Ramirez Earns All-American Status
The Mavs have a nationally-ranked wrestler amongst them, after he and three other Wrestling Club members advanced to the National Collegiate Wrestling Championships in Hampton, Va.
The four men traveled over 1,300 miles to compete against other wrestlers for the coveted title of All-American, denoting a wrestler’s rank of at least No. 8 nationwide.
Kinesiology junior Ray Ramirez achieved that goal and is now ranked No. 8 and considered an All-American wrestler. He said clinching the honor was the biggest accomplishment of his life.
“I learned that you have to be mentally tough and keep your head straight and focused on the task at hand,” he said.
Ramirez said he plans to return to nationals next year and train harder in the meantime.
“I’m not perfect. There’s always something to work on,” he said. “There’s always room for improvement.”
Ramirez won his first and second matches, lost the third and won his fourth match. He won national recognition after losing in a match that determined seventh and eighth place All-Americans.
Head technique coach Gabriel Reyes described the three other Fightin’ Mavs, who left Virginia without any accolades, as high on hope and working to qualify again for the 2011 tournament.
Inexperience with national competitions factored into the wrestlers’ performances, the coach said.

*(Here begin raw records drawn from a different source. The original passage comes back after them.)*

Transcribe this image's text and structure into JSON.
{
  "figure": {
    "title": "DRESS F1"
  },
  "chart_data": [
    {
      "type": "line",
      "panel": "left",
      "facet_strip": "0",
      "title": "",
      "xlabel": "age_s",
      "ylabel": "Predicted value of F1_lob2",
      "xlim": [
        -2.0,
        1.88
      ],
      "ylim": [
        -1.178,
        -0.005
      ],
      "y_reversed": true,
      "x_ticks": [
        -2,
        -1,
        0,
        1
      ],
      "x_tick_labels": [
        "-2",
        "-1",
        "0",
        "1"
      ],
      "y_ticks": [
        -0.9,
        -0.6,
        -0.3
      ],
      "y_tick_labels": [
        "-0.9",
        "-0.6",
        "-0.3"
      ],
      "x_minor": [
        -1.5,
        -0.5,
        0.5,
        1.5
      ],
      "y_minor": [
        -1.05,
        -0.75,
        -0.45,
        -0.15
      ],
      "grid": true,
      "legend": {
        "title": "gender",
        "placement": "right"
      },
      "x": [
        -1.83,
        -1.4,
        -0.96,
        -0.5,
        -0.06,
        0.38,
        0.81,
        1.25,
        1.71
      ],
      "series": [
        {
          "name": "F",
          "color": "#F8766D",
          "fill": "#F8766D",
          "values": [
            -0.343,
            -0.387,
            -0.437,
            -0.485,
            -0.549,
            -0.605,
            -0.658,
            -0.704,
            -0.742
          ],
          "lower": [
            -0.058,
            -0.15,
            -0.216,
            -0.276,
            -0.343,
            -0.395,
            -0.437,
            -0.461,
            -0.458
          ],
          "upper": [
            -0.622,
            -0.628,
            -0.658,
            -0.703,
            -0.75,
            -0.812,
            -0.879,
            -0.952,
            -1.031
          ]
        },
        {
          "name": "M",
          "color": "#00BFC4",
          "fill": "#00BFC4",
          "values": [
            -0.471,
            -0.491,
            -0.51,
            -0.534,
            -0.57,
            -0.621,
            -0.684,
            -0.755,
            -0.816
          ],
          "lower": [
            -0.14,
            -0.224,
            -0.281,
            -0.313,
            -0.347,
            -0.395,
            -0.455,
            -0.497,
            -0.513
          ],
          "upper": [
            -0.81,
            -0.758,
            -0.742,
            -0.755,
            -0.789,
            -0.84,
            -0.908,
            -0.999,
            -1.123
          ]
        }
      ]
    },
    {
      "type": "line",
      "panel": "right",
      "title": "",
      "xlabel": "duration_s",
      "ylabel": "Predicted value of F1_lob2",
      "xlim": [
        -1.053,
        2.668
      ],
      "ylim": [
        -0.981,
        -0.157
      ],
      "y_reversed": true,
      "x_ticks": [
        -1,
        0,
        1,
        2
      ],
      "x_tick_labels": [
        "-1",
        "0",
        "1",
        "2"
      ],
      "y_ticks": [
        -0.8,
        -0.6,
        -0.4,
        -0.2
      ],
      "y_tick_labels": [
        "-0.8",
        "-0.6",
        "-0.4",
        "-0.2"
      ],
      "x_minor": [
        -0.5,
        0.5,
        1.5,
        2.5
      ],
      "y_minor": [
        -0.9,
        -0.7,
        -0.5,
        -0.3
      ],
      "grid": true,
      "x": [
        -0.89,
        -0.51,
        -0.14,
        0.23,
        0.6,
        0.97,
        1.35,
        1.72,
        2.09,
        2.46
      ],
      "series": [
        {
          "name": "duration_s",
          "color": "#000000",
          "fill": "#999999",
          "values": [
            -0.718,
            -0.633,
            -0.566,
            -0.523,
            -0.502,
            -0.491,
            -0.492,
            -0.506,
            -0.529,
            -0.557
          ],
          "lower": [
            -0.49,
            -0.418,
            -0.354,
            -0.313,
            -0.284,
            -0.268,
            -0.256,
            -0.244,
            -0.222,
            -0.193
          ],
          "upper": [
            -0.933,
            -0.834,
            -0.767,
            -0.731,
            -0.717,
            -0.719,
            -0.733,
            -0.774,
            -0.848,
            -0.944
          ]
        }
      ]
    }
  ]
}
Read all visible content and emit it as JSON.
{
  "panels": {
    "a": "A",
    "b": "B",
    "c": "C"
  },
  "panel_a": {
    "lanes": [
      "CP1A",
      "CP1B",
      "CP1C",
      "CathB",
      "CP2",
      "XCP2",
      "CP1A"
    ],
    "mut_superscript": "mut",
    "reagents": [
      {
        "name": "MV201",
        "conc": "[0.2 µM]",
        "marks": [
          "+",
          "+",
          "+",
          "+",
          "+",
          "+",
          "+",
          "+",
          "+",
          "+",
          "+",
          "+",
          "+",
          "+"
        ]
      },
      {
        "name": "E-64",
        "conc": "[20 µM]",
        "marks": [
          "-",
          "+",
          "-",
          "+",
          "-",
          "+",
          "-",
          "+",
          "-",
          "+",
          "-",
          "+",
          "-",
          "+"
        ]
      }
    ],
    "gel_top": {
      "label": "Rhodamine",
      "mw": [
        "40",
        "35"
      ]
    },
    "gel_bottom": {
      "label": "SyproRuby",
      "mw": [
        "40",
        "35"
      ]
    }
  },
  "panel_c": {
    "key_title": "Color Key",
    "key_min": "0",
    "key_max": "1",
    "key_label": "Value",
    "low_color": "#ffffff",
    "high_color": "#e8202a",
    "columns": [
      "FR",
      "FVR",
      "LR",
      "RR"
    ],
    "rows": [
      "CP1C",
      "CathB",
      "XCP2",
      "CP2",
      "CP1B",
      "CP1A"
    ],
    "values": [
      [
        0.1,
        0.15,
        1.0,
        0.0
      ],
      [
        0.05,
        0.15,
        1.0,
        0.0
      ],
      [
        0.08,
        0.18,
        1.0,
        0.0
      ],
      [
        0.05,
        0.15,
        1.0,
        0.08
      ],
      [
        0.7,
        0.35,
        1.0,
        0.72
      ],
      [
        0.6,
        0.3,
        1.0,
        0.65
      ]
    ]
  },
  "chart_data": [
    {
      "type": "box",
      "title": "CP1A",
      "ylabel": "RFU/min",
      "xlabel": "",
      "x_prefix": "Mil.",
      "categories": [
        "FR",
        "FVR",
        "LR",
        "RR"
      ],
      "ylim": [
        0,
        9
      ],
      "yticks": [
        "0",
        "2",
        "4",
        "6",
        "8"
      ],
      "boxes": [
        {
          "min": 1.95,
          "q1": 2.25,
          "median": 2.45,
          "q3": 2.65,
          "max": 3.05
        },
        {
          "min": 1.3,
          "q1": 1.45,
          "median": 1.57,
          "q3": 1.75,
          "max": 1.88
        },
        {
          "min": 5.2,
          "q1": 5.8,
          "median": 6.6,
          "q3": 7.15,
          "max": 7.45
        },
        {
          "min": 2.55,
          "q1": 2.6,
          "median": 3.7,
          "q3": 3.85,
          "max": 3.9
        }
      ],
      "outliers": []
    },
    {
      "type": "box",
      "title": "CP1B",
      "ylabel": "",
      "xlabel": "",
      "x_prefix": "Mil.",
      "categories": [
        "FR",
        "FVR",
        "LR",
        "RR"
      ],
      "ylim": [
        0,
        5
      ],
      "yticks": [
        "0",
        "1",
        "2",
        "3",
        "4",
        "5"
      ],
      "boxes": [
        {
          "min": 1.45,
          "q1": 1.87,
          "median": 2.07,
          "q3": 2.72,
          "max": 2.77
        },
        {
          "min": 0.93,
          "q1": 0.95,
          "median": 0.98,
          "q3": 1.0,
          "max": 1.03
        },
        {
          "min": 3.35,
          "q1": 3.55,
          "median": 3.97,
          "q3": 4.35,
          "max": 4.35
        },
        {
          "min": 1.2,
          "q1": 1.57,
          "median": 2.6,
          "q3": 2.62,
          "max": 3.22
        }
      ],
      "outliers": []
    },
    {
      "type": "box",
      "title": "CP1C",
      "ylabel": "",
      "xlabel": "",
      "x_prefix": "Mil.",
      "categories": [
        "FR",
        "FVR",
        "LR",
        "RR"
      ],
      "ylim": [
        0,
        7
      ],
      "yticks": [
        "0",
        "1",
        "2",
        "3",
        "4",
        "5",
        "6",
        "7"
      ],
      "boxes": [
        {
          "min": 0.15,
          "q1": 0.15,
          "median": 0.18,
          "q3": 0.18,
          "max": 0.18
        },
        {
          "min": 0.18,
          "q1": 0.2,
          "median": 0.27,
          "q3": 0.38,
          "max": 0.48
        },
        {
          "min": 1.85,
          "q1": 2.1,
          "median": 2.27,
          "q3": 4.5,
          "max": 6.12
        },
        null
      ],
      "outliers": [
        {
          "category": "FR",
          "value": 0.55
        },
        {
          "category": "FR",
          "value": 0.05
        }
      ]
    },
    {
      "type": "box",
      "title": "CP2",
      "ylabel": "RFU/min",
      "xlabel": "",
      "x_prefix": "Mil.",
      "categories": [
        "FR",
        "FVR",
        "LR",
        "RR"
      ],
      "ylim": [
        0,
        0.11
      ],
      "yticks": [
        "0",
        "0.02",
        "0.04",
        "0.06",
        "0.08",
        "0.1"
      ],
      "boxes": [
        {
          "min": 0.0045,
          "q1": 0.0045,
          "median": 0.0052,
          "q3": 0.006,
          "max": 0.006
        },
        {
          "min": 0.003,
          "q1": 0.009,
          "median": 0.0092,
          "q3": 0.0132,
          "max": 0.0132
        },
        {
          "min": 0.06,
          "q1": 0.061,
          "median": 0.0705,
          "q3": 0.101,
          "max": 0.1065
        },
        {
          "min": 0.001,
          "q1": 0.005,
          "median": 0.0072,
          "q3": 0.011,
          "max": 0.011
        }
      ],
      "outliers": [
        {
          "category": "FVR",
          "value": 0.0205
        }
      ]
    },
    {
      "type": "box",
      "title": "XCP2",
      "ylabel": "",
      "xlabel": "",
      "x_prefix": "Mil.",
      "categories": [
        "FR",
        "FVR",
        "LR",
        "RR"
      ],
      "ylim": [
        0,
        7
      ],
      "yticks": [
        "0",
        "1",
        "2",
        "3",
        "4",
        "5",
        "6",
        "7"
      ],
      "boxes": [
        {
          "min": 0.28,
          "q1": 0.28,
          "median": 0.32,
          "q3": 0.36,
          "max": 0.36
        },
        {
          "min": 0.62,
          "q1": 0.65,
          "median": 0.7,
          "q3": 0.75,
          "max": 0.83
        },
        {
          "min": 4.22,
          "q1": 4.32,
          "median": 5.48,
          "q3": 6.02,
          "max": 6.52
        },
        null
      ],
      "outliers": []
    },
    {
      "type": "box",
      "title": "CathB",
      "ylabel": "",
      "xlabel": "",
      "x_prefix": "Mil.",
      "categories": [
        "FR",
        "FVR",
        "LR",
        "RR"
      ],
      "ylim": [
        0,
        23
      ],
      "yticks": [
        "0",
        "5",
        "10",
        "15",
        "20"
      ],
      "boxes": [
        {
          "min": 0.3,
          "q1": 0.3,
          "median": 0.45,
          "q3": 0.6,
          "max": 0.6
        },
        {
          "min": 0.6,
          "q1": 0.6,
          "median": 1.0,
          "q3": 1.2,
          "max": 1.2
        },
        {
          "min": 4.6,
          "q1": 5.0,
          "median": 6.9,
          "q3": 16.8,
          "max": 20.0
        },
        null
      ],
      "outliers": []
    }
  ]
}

But he added that he wouldn’t have done anything differently.
“They’re trained properly,” he said. “They took the right avenue to championships.”
Kinesiology junior Chris Corry lost in his first match, won the second, then lost again in the third. He said he was nervous and didn’t know what to expect at the championships.
“The intensity of the matches was a lot higher than I expected,” he said. “I know that next year I need to wrestle like my life depends on it.”
Business management sophomore Matt Morgan also lost his first match, recovered with a win in the second, but lost in his third contest, knocking him out of the tournament. He said he would return to UTA with a higher level of competitiveness.
“It was a reality check,” Morgan said. “It showed me what I need to work on to be an All-American next year.”
Kinesiology junior Jose Lazo lost the round in which the All-American title hung in the balance. He said he now knows what it takes to win the title next year, and ultimately wants to coach high school wrestling. Just qualifying was amazing, he added.
Reyes said all the wrestlers dealt well with the pressures of the competition.
“They’ve performed very well and they’re already thinking about next year and wanting to win it all,” he said. “It’s inspiring.”
Reyes said the championships were also a test of his performance as a coach. When a coach has new wrestlers, he has to gain their trust and bring the team together. Reyes said he succeeded and that the team banded together.
“I couldn’t have asked for a better year,” he said. “I’m very proud.”